Maybe God Does Play Dice - Hash Based Data Deduplication

Albert Einstein said of quantum mechanics: “I, at any rate, am convinced he does not throw dice” (he meaning god) often paraphrased as “God does not play dice.”This is probably a vision of one of the most profound scientific discontinuities of all time. Just as Newtonian physics and geometry was broken by Einstein's theory of relativity. Einstein's view of the predictable universe was shattered by quantum mechanics.

This is pretty heavy stuff for a computer technology essay, but there is a point. One of the more interesting things to happen in the data storage technology in the last few years is the technique of data block deduplication. This is a process by which computer files are analyzed for blocks, (fixed length quantities of data) that are the same as other blocks within the file or in other files. Then, as blocks are found to be duplicative, only a single block is stored with the other identical blocks referencing the first one. It seems pretty obvious, right?

In old fashioned data theory, block level deduplication was not practical. Why? Well, if your data block contained 16K (16384 bytes), then you really couldn't represent that much data in anything less than 16384 bytes. That block could be ANYTHING within the size. The amount of additional data required to represent duplicate blocks would be bigger than any sort of savings you could get. The problem is that you can't 100% guarantee all the possible contents of a block with any less data than the block can contain. Thus, any attempt to try to remove duplicate blocks invariably would fail or be so specialized having a priori knowledge of the data as not to be practical.

This is where, I believe, the quantum mechanical view of things is shaking up the old data theory. What if you could reasonably represent 16K of data with 32 bytes of data? Obviously, from a 1:1 numerical point of view, it can't be done, but it can be done on a probabilistic basis. If you could create a pseudo random number with a “high probability” of uniqueness that represented a block of data, then maybe it could be done.

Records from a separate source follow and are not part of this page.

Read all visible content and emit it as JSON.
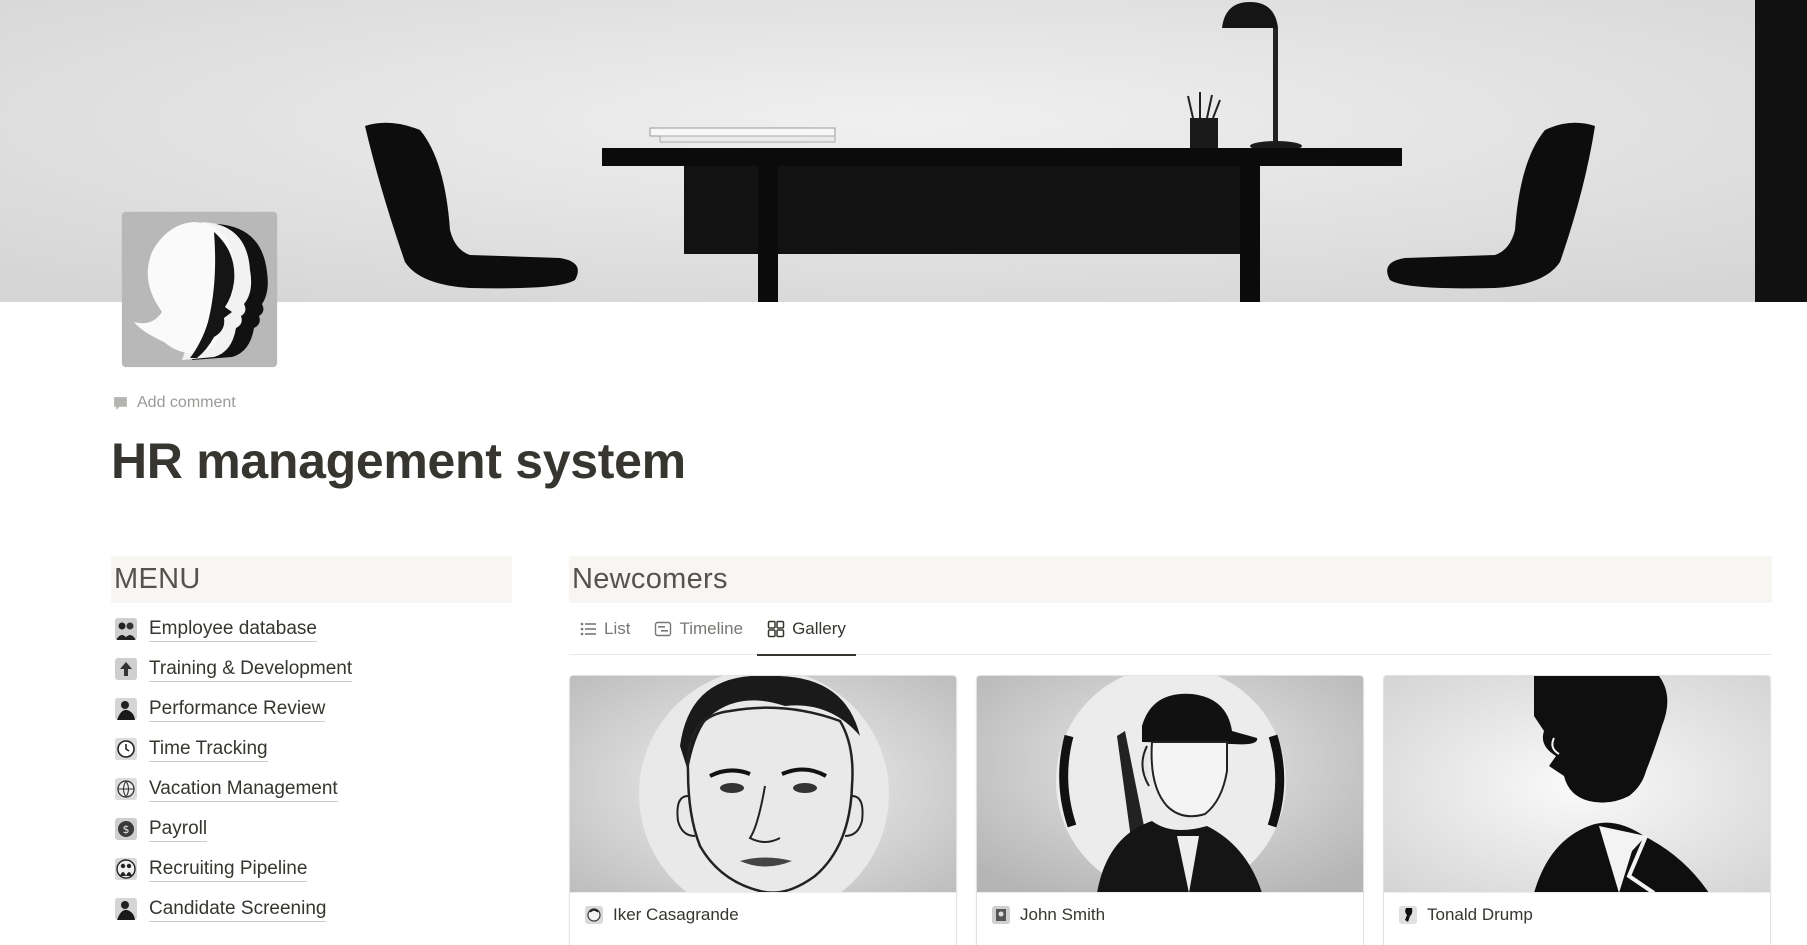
{
  "page": {
    "add_comment": "Add comment",
    "title": "HR management system"
  },
  "icons": {
    "page": "silhouette-heads-icon",
    "comment": "comment-icon"
  },
  "menu": {
    "heading": "MENU",
    "items": [
      {
        "label": "Employee database",
        "icon": "people-icon"
      },
      {
        "label": "Training & Development",
        "icon": "arrow-up-icon"
      },
      {
        "label": "Performance Review",
        "icon": "person-icon"
      },
      {
        "label": "Time Tracking",
        "icon": "clock-icon"
      },
      {
        "label": "Vacation Management",
        "icon": "globe-icon"
      },
      {
        "label": "Payroll",
        "icon": "dollar-coin-icon"
      },
      {
        "label": "Recruiting Pipeline",
        "icon": "group-icon"
      },
      {
        "label": "Candidate Screening",
        "icon": "person-icon"
      }
    ]
  },
  "newcomers": {
    "heading": "Newcomers",
    "tabs": [
      {
        "label": "List",
        "icon": "list-icon",
        "active": false
      },
      {
        "label": "Timeline",
        "icon": "timeline-icon",
        "active": false
      },
      {
        "label": "Gallery",
        "icon": "gallery-icon",
        "active": true
      }
    ],
    "cards": [
      {
        "name": "Iker Casagrande",
        "image": "portrait-face-illustration"
      },
      {
        "name": "John Smith",
        "image": "worker-helmet-illustration"
      },
      {
        "name": "Tonald Drump",
        "image": "bearded-silhouette-illustration"
      }
    ]
  },
  "colors": {
    "text": "#37352f",
    "muted": "#9b9a97",
    "header_bg": "#f7f6f3"
  }
}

Enter the SHA-2 series of hashing algorithms. Secure Hash Algorithm, or SHA, is a cryptographic “hash.” A hash is a smaller numerical representation of a much larger piece of data. This essay won't go into to detail about hashing, because if you know it, it is redundant, if you don't know what hasing is you could find a better description on Wikipedia. SHA is “cryptographic” because it is difficult or impossible to reverse the hash and generate source data and it is unlikely that any two data sources will produce the same hash value. These very qualities lend it well do the problem of deduplication.

To fully understand this, lets discuss some numbers. A SHA-2 256 hash is a 32 byte pseudo-random number. A 32 byte number has 256 bits. That means that there are 2^256 possible hash values. (115792089237316195423570985008687907853269984665640564039457584007913129639936) With that many possible hash values, there is a 1 in 2^256 chance of duplicate.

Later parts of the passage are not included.